Лаванда ждет. Рон уверен, она ждет не дождется, когда он доест свое пирожное, и она сможет надолго присосаться к его и так уже истерзанным губам. То есть запечатлеть пылкий влюбленный поцелуй. Рон не знает красивых слов. На самом деле, никакой он не романтик, Рон.
* * *
— А что, в библиотеке сегодня выходной?
Чистый сарказм, Драко совсем не интересно, почему Гермиона Грейнджер променяла уютную атмосферу библиотеки на пронизывающий февральский ветер.
Гермиона сидит на лавочке на берегу Черного озера и смотрит закат. Смотреть, по сути, не на что: серый лед, серые облака, серые камни Хогвартса вдали.
— В замке сегодня слишком шумно, — отвечает она, — Рон на свидании с Лавандой, Гарри с Джинни, вот я и решила… — что она там решила, никого, а особенно Малфоя, не волнует, поэтому он просто присаживается рядом.
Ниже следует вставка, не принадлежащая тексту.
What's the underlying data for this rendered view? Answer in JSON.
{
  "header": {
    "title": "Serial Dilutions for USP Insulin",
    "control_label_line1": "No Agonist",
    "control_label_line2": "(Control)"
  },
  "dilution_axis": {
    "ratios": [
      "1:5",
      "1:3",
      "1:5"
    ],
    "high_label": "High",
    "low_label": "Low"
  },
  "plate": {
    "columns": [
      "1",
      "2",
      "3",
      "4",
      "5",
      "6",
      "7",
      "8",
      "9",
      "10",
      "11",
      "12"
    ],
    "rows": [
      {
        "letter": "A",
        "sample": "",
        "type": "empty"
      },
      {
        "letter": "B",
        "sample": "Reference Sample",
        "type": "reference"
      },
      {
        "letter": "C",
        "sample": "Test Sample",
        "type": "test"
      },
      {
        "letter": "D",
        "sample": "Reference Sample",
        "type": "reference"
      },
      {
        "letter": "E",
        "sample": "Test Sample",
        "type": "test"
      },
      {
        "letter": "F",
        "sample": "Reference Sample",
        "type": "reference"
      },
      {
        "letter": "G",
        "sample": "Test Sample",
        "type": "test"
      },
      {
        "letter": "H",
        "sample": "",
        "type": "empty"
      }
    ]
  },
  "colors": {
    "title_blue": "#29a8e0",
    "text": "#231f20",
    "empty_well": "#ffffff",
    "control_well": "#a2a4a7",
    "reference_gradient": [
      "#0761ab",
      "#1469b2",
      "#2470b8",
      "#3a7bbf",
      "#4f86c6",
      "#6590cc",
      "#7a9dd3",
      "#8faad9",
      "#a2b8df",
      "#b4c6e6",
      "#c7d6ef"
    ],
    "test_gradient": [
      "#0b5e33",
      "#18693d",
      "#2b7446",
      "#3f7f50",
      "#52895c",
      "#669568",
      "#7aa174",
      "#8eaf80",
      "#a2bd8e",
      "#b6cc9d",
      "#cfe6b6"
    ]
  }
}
Малфой думает, что, наконец, все хорошо. Никакой романтики, никаких сумасшедших девчонок, и даже — о боже, боже! — он думает о том, что Гермиона, наверняка, сегодня самый адекватный человек во всем Хогвартсе. Драко, конечно, ей этого не говорит, он просто сидит рядом и мерзнет.
— Что, Грейнджер? — краем глаза Малфой замечает, что она подозрительно долго на него таращится.
— Да просто так, — пожимает плечами гриффиндорка, — просто подумала, что было бы, не будь мы врагами.
Малфой кривит соответствующую ситуации мину.
— Тогда я могла бы спросить, как у тебя прошел день, поинтересоваться твоей жизнью, вдруг мне это показалось бы интересным…
— У меня все прекрасно, Грейнджер, не сомневайся!
— Ага, я так и думала.
Снова молчание. Даже в перчатках руки ужасно мерзнут, и Драко думает, что надо бы наложить какое-нибудь согревающее заклинание…
Гермиона неожиданно вскакивает с лавочки и декламирует:
речка ревет.
отчаянные рыбаки
блесной тащат форель.
за этой зимой
ничего не придет
простите, мадемуазель.
— Что? — Малфой выглядит как человек, готовый убивать. — Ты спятила, Грейнджер. И если безумие заразно — а оно точно заразно — то я не хочу быть следующей его жертвой.
— Малфой! Не уходи! — кричит Гермиона. — Ну я же пошутила, Малфой!
Он не слышит, конечно же.
Спина слизеринского негодяя скрывается в сумеречной дали.